While the market is pricing 2 to 3 additional cuts this year, including another 25bp cut in May, what’s less clear, especially in light of Trump tariffs, adds Weston is the total number of rate cuts between now and December.
Cuts could be shallow
Weston also reminds the market there’s a high probability future RBA statements will lack the commitment to meet that implied level of cuts through the year.
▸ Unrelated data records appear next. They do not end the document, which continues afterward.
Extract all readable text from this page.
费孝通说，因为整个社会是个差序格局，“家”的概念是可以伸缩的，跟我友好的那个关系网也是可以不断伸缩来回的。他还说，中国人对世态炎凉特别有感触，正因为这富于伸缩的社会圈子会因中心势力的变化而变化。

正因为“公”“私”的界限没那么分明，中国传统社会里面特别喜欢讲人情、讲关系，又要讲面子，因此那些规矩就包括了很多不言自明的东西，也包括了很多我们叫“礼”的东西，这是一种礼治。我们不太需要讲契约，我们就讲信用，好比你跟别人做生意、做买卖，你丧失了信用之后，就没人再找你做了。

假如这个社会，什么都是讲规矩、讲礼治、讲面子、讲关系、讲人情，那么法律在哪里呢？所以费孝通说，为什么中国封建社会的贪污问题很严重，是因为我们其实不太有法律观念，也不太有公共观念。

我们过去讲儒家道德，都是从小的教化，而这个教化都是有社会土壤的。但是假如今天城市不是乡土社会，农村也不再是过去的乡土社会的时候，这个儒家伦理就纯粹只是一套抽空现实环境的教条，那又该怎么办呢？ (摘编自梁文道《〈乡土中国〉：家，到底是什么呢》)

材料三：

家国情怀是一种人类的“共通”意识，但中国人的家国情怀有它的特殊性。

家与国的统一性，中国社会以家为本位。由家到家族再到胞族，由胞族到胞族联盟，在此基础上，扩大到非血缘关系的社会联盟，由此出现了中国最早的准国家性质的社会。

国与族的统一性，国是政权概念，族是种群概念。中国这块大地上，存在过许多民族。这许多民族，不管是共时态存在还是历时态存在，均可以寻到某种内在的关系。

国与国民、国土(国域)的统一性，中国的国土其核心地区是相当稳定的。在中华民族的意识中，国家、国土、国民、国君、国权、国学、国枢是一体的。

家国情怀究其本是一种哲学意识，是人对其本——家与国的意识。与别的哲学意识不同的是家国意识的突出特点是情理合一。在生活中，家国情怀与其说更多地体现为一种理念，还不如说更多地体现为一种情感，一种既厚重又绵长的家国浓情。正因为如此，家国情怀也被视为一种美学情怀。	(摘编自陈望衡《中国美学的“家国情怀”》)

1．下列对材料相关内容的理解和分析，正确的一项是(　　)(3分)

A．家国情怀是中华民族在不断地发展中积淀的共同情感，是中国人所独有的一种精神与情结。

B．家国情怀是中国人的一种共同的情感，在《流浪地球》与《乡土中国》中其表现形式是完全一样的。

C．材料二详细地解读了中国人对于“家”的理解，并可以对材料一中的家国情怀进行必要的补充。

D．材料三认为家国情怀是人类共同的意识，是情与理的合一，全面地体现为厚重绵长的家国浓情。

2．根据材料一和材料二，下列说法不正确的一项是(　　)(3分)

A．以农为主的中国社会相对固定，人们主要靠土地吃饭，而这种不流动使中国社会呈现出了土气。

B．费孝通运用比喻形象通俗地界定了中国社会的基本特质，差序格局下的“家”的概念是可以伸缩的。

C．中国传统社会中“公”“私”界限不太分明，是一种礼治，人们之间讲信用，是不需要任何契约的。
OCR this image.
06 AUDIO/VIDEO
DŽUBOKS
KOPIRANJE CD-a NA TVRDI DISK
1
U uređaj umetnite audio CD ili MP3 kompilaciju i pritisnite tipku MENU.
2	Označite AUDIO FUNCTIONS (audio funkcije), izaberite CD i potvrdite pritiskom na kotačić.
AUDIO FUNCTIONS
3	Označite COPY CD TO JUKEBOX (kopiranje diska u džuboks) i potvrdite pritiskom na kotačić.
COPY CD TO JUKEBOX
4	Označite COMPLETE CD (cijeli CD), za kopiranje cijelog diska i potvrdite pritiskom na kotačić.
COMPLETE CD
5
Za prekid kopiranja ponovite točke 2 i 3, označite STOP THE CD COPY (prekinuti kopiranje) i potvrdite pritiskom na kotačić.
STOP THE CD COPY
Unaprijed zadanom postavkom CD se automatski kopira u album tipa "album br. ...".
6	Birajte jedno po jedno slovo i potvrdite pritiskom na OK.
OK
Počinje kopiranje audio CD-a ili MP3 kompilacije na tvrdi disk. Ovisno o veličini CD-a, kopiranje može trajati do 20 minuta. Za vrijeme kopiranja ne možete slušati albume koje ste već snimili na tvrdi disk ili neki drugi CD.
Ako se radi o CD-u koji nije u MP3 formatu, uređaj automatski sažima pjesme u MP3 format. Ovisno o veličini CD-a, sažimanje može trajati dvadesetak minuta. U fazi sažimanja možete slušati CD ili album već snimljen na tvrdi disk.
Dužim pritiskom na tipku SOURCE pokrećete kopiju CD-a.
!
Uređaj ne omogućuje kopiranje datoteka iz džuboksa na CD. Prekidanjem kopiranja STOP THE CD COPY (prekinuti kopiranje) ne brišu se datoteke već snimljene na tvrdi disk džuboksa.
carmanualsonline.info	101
While the pace of disinflation seen in the Q424 CPI print may have contributed to the RBA’s confidence to cut, Weston expects the RBA to remind Australians that the job of bringing inflation to target is not yet complete.
“Looking ahead, we note that the Q125 CPI release is due on 30 April and the Q225 CPI print is due on 30 July. The outcomes of both releases will go some way to dictating the extent of rate cuts seen through 2025,” notes Weston.
On an encouraging note, Westpac’s economists expect headline inflation to fall to 1.75% by June 2025, with the trimmed mean inflation measure forecast to moderate to 2.4%.
Given that the RBA’s prior forecasts of 2.5% and 3% respectively are considerably higher than Westpac’s, all eyes should be on whether the central bank alters its inflation forecasts by a similar quantum.
Meanwhile, the bond market expects the RBA to lower the cash rate to just 3.45% by the end of the year, and investors forecast the cash rate to settle at 3.3%.
Based on Canstar numbers, monthly repayments for a household with a $1 million mortgage would be cut by $541 if the RBA cuts the cash rate to 3.45% by the end of the year.
Similarly, repayments on $750,000 and $500,000 mortgages would shrink by $406 and $270 respectively by year’s end on the same rates projection.
Governor Bullock said: "We haven’t had a sustained period of high inflation in Australia for more than 30 years. It’s not familiar to people. But it’s one of the key reasons why people are doing it tough and finding it harder to make ends meet.
"The RBA’s job, our mandate is to keep inflation between 2 and 3%, and to aim at the midpoint, 2.5%. And we use the cash rate which influences interest rates that households and businesses face, to achieve this by curbing the growth of demand across the economy.
"That’s because inflation is the result of demand for goods and services being higher than the ability of the economy to supply those goods and services. And we want to bring inflation down in a way that doesn’t cause a spike in unemployment.
“That’s the balancing act we are trying to get right, and it is a challenge.”